Sign of the Financial Industry Regulatory Authority

Fifth Third Securities Inc. a brokerage firm headquartered in Cincinnati Ohio has been censured and fined $4,000,000.00 by Financial Industry Regulatory Authority (FINRA) founded on the firm’s consent to findings that it (1) made misstatements and omissions in the course of effecting variable annuity business (2) effected variable annuity exchanges that were not suitable for customers and (3) failed to supervise its variable annuity business to ensure that registered representatives procured correct information about customer’s existing and prospective variable annuities. Letter of Acceptance, Waiver and Consent, No. 2013035051401 (May 8, 2018).

According to the AWC, the firm had been previously censured and fined $1,750,000.00 by FINRA based upon the firm’s consent to findings that it violated National Association of Securities Dealers (NASD) Rules 2310 and 3010 by effecting variable annuity transactions that were not suitable for customers and for failing to supervise sales of variable annuities. Letter of Acceptance, Waiver and Consent, No. 2005002244101 (Apr. 15, 2009). As part of resolving that regulatory infraction, Fifth Third Securities Inc. consented to an undertaking wherein the firm was responsible for strengthening its supervisory protocol to reduce the risk of harming customers. The AWC stated that the firm failed to comply with the undertaking because they never implemented recommendations made by an independent consultant in regard to the adoption of procedures for supervising and reviewing registered representatives’ variable annuity exchanges.

The AWC stated that between 2013 and 2015, the firm executed sales of at least $165,000,000.00 worth of variable annuities through one thousand four hundred thirty-one exchanges. The AWC stated that $8,290,000.00 in dealer concessions had been generated as a result of the sales. However, FINRA determined that the firm continued to commit regulatory infractions in the administration of the firm’s annuity business.

The AWC stated that between 2013 and 2015, omissions and misrepresentations were made to customers regarding the benefits and costs relating to exchanges of variable annuities. FINRA also concluded that the firm failed to have an adequate basis for concluding that recommendations and approvals should be made in reference to most exchanges that FINRA reviewed. The AWC further stated that omissions and misstatements had been made concerning seventy-seven percent of the two-hundred fifty exchanges that FINRA had reviewed from a total of one thousand four hundred thirty one.

Particularly, registered representatives were required to complete a variable annuity exchange form along with other forms when a variable annuity exchange would be recommended to the investor. The AWC stated that a comparative chart was utilized by the firm to apprise prospective investors about the benefits and costs relating to the existing annuity versus the new annuity. Those forms also contained sections where registered representatives would provide rationale for exchanging the annuities. The firm’s registered representatives were reportedly required to sign documentation regarding their recommendations and have it reviewed and approved by a principal before the transactions could be consummated.

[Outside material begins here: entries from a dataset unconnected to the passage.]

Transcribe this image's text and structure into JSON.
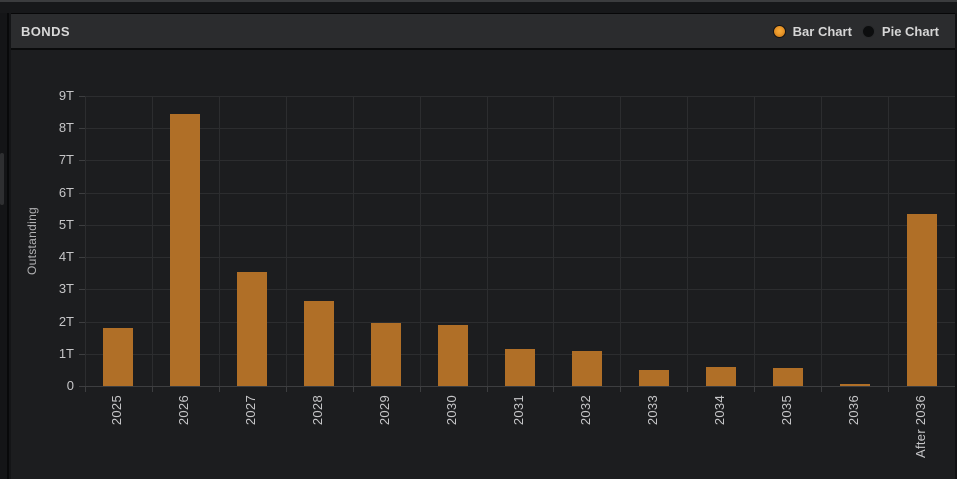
{
  "header": {
    "title": "BONDS"
  },
  "legend": {
    "items": [
      {
        "label": "Bar Chart",
        "selected": true
      },
      {
        "label": "Pie Chart",
        "selected": false
      }
    ]
  },
  "colors": {
    "page_bg": "#141517",
    "header_bg": "#2b2c2e",
    "panel_bg": "#1c1d1f",
    "gridline": "#2c2d2f",
    "axis_line": "#3d3e40",
    "bar": "#b06f27",
    "accent_orange": "#ec9a2b",
    "header_text": "#d8d8d8",
    "axis_text": "#c6c6c8"
  },
  "chart_data": {
    "type": "bar",
    "title": "",
    "categories": [
      "2025",
      "2026",
      "2027",
      "2028",
      "2029",
      "2030",
      "2031",
      "2032",
      "2033",
      "2034",
      "2035",
      "2036",
      "After 2036"
    ],
    "values": [
      1.8,
      8.45,
      3.55,
      2.65,
      1.95,
      1.9,
      1.15,
      1.1,
      0.5,
      0.6,
      0.55,
      0.05,
      5.35
    ],
    "unit": "T",
    "xlabel": "",
    "ylabel": "Outstanding",
    "ylim": [
      0,
      9
    ],
    "ytick_labels": [
      "0",
      "1T",
      "2T",
      "3T",
      "4T",
      "5T",
      "6T",
      "7T",
      "8T",
      "9T"
    ],
    "grid": true,
    "legend_position": "top-right",
    "bar_color": "#b06f27"
  }
}
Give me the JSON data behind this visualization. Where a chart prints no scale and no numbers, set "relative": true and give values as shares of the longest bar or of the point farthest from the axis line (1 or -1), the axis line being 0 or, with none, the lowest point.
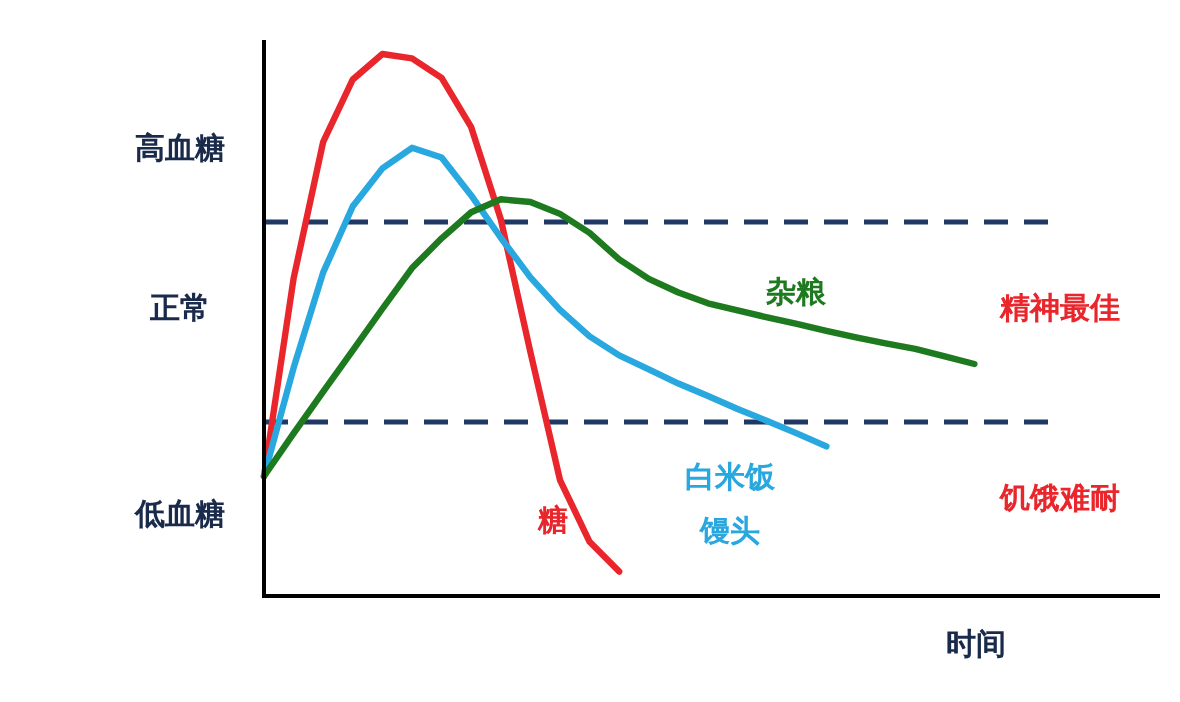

Evidently, omissions and misstatements had been made regarding the benefits or costs of variable annuity exchanges so that it would appear as though the customer would be better off in pursuing the exchanges to annuities offered through Firth Third Securities. The AWC stated that some of the forms contained overstated fees or incorrect fees on the customers’ existing annuities. The AWC revealed that in other cases, the forms understated or omitted values of customers’ existing living benefit riders which those customers would be give up by transferring to the new annuities offered through Fifth Third Securities. The firm’s forms even contained confirmations that the annuities that would be proposed to customers contained living benefit riders when the customers’ prospective annuities would not actually contain the living benefit riders.

The AWC stated that the failure of the registered representatives to procure accurate information concerning the benefits and drawbacks of the annuities caused the registered representatives to be unable to adequately evaluate the suitability of the exchanges. As a result, the registered representatives were reportedly in no position to determine that the exchanges were suitable for the customers that the representatives recommended the products to.

Moreover, FINRA stated that the firm neglected to set forth a reasonable mechanism by which supervisory personnel could make sure that the firm’s registered representatives procured the correct information on existing and prospective annuities. FINRA further stated that the firm did not adequately train registered representatives to compare features and benefits of annuities. Consequently, ninety-two percent of the annuity exchanges had been approved, and of those that were approved, several contained one or more omissions or misstatements on the annuity exchange forms.

FINRA found that the firm’s conduct was violative of FINRA Rules 2010, 2330(b), 2330(c), 2330(d), 2330(e) and NASD Rules 2110 and 2821(d).